Moody’s cuts India’s economic growth forecast to 7.7% for 2022
Moody’s Investors Service on Thursday cut India’s economic growth forecast for 2022 to 7.7%, citing weakening economic momentum over the coming quarters due to higher interest rates, monsoon uneven and slowing global growth.
This is a sharp decline of 1.1 percentage points from the 8.8% growth projection for the current year made in May by Moody’s.
India’s economy grew by 8.3% in 2021 after contracting by 6.7% in 2020, the year the pandemic hit the country.
In its Global Macro Outlook 2022-23 update, Moody’s said India’s central bank should remain hawkish this year and maintain reasonably tight policy in 2023 to prevent domestic inflationary pressures from building further.
Our forecast that India’s real GDP growth will slow from 8.3% in 2021 to 7.7% in 2022 and slow further to 5.2% in 2023 assumes that rising interest rates, the distribution uneven monsoons and slowing global growth will dampen economic momentum on a sequential basis, Moody’s said.
Moody’s projections came a day after India released its June quarter GDP estimates, which showed the economy grew 13.5% in the three-month period.
This figure was higher than the 4.1% GDP growth recorded in January-March.
Moody’s said high-frequency data from the Indian economy shows strong and broad-based underlying momentum in the first four months (April-July) of the 2022-23 financial year.
According to official GDP estimates, the economy grew by 13.5% in April-June 2022-23, up from the 4.10% growth recorded in the previous March quarter.
Moody’s said the services and manufacturing sectors have seen a strong recovery in economic activity, according to reliable and survey data, such as the PMI, capacity utilization, mobility, reporting and tax collection, business income and credit indicators.
However, inflation remains a challenge, with the RBI expected to balance growth and inflation, while containing the impact of imported inflation from the year-to-date depreciation of the Indian Rupee against the US Dollar. of about 7%.
India’s economic growth before the COVID-19 shock had slowed significantly due to the impact of corporate sector deleveraging on business investment.
“With deleveraging complete, business sector investment is showing early signs of a recovery, which could support a continued expansion of the business cycle for several quarters, supported by investment-friendly government policies and the rapid digitalization of the economy. economy,” Moody’s added.
Regarding inflation, Moody’s expects inflationary pressures to ease in the July-December period of the current year and further in 2023.
A faster decline in global commodity prices would provide a significant boost to growth.
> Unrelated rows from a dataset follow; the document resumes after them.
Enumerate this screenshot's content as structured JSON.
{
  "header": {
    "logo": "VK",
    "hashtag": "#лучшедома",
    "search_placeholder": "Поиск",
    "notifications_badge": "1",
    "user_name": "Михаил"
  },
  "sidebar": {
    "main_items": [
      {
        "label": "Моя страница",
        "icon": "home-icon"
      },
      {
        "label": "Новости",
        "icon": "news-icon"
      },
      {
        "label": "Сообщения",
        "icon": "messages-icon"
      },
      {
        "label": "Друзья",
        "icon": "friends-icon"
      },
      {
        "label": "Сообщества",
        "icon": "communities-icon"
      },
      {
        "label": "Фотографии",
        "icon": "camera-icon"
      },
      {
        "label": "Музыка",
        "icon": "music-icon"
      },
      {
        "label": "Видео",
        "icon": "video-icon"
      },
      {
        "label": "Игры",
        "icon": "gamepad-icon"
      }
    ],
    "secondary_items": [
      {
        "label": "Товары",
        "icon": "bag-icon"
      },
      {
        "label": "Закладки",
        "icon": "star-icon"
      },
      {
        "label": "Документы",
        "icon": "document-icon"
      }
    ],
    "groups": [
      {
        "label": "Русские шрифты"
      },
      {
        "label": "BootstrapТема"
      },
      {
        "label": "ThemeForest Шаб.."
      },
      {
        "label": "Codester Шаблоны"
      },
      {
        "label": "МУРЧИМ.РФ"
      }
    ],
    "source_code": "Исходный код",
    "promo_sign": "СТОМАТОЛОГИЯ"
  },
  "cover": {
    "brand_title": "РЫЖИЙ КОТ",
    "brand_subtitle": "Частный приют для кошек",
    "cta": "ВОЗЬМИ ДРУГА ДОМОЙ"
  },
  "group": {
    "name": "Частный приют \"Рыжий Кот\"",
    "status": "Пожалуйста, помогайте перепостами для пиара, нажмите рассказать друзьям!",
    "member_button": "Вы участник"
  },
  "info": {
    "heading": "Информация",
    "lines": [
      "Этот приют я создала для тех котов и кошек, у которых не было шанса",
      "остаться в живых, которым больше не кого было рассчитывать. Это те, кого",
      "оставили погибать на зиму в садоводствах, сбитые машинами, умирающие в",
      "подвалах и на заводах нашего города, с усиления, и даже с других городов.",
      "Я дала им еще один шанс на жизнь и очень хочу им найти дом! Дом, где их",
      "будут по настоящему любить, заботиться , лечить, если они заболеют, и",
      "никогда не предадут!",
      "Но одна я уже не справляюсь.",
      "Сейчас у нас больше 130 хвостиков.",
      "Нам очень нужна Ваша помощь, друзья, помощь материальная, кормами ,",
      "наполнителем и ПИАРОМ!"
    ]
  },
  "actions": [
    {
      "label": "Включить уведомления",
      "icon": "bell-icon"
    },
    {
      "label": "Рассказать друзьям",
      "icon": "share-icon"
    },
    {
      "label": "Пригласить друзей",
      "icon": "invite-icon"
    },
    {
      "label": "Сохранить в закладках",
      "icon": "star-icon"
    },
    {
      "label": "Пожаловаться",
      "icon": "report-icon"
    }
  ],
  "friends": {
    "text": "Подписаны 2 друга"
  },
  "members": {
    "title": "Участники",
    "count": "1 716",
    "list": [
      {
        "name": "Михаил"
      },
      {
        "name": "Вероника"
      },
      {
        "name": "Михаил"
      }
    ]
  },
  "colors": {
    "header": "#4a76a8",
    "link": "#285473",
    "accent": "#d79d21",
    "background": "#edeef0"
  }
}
In addition, economic growth would be stronger than projected for 2023 if the private sector investment cycle were to accelerate, he added.
Although inflation eased slightly to 6.7% in July, it remains above the central bank’s target range of 2-6% for the seventh consecutive month.
The RBI expects inflation to remain high through 2023 and has raised rates three times this year to 5.4% to keep inflation under control.
The central bank should remain hawkish this year and maintain a reasonably tight policy in 2023 to prevent domestic inflationary pressures from building further, she added.
On the downgrade to growth forecasts, Moody’s said the outlook continues to weaken, especially as financial conditions have tightened following central bank actions to rein in persistent inflation. .
Our revised projections reflect the significant deterioration in the outlook for several major economies since the start of the year. After GDP growth of 5.9% in 2021, we now expect growth in G-20 economies to slow to 2.5% in 2022 and then to 2.1% in 2023, he said.
For China, the GDP growth forecast was set at 3.5% for 2022, down from the 4.5% predicted in May. In 2023, the Chinese economy is expected to grow by 4.8%.
Moody’s said the global economy faces risks from the Russian-Ukrainian conflict and the risk of further energy shocks remains high.
He said global trade in durable goods and commodity prices are expected to slow and a pullback in demand for goods is underway.